By Michael H. Crawford, MD, Editor
SYNOPSIS: Investigators sought to determine whether secondary prevention interventions could reduce the mortality rate of takotsubo patients with cardiac arrest.
SOURCES: Gili S, et al. Cardiac arrest in takotsubo syndrome: Results from the InterTak Registry. Eur Heart J 2019;40:2142-2151.
Wittstein IS. Cardiac arrest and takotsubo syndrome. Eur Heart J 2019;40:2152-2154.
Although usually benign, takotsubo syndrome (TS) can cause life-threatening complications, but little is known about the frequency and outcomes of cardiac arrest (CA) in TS.
Researchers from the International Takotsubo (InterTAK) Registry interrogated this multicenter, prospective registry of TS patients from 2011 through 2017 for patients with CA and known underlying rhythm. Of the 2,098 patients available at the time, 124 met the inclusion criteria. Baseline characteristics showed that CA patients were younger and more often men compared to the rest of the patients. On admission, study subjects presented with lower left ventricular ejection fraction and more often were in atrial fibrillation (21% vs. 6%; P < 0.001). CA was the presentation of TS in 82%, and 18% developed CA during the acute phase of TS. In the CA at presentation group, 57% had ventricular fibrillation or tachycardia (VF/VT), while 74% of those who developed CA in the acute phase exhibited asystole or pulseless electrical activity (PEA). Patients with CA died more often at 60 days (40% vs. 4%; P < 0.001) and five years (69% vs. 17%; P < 0.001). The multivariate adjusted predictors of 60-day mortality were T wave inversion on ECG, intracranial hemorrhage, and male sex.
The authors concluded that CA was not uncommon in TS, is associated with higher short- and long-term mortality, and can be predicted by clinical and ECG parameters.
Today, TS is recognized more often since we are treating more patients with suspected acute coronary syndrome for left heart catheterization. Also, the characteristic regional wall motion patterns are becoming more familiar on echocardiography. Although generally considered a low-risk condition because the wall motion abnormalities usually are reversible, in-hospital mortality is similar to acute myocardial infarction.
This investigation, based on the InterTAK Registry, showed that CA occurred in 6% of TS patients, and CA that occurred in hospital carried a mortality rate of 35%. T wave inversion on ECG and the presence of intracranial hemorrhage were independent predictors of mortality. Indeed, CA was more common in TS patients with physical triggers rather than emotional ones.
Since mortality occurred more often in those with physical conditions triggering TS, this may be due to the underlying disease or other comorbidities in these patients.

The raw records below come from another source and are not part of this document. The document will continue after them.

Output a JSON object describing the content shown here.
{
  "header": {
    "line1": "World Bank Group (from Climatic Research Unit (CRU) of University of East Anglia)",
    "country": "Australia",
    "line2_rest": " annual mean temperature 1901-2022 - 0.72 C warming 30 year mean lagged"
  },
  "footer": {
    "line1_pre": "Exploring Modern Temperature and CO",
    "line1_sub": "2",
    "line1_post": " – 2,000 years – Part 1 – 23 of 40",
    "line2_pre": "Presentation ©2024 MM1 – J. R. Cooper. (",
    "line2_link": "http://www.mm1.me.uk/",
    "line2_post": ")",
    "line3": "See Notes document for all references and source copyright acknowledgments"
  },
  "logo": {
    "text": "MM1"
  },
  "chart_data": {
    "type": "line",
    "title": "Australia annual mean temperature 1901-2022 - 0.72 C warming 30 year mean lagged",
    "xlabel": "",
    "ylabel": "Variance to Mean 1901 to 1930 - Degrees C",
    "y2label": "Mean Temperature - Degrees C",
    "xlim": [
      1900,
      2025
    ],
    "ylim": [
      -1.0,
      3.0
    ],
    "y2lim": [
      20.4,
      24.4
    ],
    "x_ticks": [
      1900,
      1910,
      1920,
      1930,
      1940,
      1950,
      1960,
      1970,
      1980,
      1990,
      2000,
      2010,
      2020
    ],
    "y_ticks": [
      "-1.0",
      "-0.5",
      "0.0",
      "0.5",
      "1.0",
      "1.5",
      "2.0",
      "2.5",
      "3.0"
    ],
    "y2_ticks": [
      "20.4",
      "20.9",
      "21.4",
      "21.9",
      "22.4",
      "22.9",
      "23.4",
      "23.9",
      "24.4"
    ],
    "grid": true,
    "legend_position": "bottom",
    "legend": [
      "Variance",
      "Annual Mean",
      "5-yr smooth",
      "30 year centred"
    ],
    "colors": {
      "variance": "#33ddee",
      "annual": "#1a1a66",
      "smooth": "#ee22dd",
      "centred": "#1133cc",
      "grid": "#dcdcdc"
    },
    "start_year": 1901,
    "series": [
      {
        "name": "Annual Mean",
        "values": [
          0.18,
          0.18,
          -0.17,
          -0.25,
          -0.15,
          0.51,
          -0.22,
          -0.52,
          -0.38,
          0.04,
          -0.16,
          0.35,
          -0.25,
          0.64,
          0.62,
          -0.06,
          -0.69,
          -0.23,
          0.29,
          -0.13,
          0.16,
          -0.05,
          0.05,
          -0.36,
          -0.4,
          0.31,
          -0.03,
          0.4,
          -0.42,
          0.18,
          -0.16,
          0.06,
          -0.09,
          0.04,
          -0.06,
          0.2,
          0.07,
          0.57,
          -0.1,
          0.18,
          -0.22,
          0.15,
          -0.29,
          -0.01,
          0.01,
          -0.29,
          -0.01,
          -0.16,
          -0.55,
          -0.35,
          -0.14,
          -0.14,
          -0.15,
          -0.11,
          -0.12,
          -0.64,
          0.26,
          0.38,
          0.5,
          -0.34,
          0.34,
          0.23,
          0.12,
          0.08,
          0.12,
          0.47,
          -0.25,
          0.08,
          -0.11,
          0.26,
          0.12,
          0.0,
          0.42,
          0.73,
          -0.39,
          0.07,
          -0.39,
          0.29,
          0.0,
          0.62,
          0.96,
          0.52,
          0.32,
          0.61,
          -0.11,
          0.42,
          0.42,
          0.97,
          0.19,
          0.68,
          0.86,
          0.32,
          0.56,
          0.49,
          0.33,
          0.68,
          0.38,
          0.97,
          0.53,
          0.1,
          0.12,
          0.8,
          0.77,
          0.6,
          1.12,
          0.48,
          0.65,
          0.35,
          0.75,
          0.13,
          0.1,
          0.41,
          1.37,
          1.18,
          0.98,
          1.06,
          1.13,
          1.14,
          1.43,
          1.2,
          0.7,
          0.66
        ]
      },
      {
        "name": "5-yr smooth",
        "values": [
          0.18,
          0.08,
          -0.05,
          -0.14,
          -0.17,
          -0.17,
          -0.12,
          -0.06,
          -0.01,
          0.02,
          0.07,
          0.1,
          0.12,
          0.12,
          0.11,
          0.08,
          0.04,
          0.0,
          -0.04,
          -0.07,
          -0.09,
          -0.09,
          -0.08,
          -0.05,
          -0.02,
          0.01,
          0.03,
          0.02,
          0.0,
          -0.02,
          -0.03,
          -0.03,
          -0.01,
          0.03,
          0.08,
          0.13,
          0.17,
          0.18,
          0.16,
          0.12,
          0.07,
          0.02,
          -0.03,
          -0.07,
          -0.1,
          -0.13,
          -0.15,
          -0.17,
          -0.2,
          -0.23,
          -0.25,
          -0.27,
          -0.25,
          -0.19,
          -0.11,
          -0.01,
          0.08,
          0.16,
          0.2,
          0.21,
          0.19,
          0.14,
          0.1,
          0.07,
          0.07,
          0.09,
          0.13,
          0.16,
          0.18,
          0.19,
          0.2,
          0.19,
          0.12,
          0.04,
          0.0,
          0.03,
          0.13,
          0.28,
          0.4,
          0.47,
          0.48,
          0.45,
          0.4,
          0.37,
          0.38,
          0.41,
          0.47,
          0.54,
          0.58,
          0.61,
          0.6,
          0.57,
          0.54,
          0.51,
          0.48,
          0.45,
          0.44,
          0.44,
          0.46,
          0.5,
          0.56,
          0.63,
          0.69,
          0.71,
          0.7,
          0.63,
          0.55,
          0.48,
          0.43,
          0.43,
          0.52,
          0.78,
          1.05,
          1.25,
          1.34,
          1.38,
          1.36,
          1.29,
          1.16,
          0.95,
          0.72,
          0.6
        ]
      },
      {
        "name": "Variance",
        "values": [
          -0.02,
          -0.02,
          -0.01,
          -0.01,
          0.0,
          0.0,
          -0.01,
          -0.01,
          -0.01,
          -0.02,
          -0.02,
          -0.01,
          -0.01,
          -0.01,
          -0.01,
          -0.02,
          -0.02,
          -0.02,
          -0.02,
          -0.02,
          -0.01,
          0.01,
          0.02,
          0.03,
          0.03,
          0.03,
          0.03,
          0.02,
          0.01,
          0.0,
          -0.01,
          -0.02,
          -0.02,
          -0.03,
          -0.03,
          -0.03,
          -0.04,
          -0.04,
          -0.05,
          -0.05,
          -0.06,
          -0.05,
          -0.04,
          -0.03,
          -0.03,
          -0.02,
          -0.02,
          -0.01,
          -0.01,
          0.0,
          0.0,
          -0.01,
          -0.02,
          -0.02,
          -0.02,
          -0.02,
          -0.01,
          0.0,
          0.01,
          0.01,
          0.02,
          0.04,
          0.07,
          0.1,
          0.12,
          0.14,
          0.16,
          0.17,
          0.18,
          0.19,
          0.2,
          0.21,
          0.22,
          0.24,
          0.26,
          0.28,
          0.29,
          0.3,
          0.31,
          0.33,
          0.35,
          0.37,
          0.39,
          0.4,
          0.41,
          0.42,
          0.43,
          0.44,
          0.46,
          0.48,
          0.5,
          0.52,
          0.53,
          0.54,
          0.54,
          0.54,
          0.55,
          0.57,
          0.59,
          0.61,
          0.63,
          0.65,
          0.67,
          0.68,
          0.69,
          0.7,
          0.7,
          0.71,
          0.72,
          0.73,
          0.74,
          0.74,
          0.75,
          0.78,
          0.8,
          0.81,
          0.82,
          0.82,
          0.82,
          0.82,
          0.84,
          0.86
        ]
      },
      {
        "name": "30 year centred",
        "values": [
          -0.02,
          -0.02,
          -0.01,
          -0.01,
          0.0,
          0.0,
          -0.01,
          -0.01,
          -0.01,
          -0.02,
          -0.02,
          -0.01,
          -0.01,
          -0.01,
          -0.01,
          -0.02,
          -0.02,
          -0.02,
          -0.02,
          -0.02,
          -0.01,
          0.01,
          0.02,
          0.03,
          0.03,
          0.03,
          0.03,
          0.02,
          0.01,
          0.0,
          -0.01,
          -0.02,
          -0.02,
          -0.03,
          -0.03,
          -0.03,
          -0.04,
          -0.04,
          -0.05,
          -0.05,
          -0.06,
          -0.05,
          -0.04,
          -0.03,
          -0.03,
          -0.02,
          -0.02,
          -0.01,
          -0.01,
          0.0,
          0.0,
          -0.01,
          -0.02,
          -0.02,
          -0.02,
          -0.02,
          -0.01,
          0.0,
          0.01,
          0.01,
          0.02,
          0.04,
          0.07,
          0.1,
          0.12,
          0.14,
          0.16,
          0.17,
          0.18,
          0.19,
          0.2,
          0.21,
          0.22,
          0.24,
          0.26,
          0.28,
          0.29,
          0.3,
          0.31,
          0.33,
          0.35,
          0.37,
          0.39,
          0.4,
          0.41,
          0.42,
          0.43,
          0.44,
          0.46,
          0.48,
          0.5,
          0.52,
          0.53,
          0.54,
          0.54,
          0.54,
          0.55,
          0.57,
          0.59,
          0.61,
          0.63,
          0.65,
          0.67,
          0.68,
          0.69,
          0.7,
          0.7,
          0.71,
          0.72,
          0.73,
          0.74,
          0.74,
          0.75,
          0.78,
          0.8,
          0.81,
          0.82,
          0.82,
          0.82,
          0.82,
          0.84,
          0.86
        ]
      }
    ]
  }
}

However, late mortality was six-fold higher in post-CA patients compared to TS patients without CA. It is difficult to understand how physical conditions would increase five-year mortality so markedly. This raises the question of whether TS patients who go into CA should go home with a defibrillator vest or receive an implantable cardioverter defibrillator (ICD).
About 80% of CA patients experienced their arrest at presentation and usually were in VF/VT. In the one-fifth who developed CA after admission for TS, it usually was because of PEA or asystole, which suggests they presented with severe myocardial dysfunction. Consequently, the latter patients may not benefit from an ICD. Since the median time to CA was one day, TS patients should be monitored (at a minimum) for 48-72 hours.
What to do after that is unclear, as initial anecdotal experience with ICDs has been disappointing. Further research will be required to determine the best secondary prevention technique for these challenging patients with TS and CA.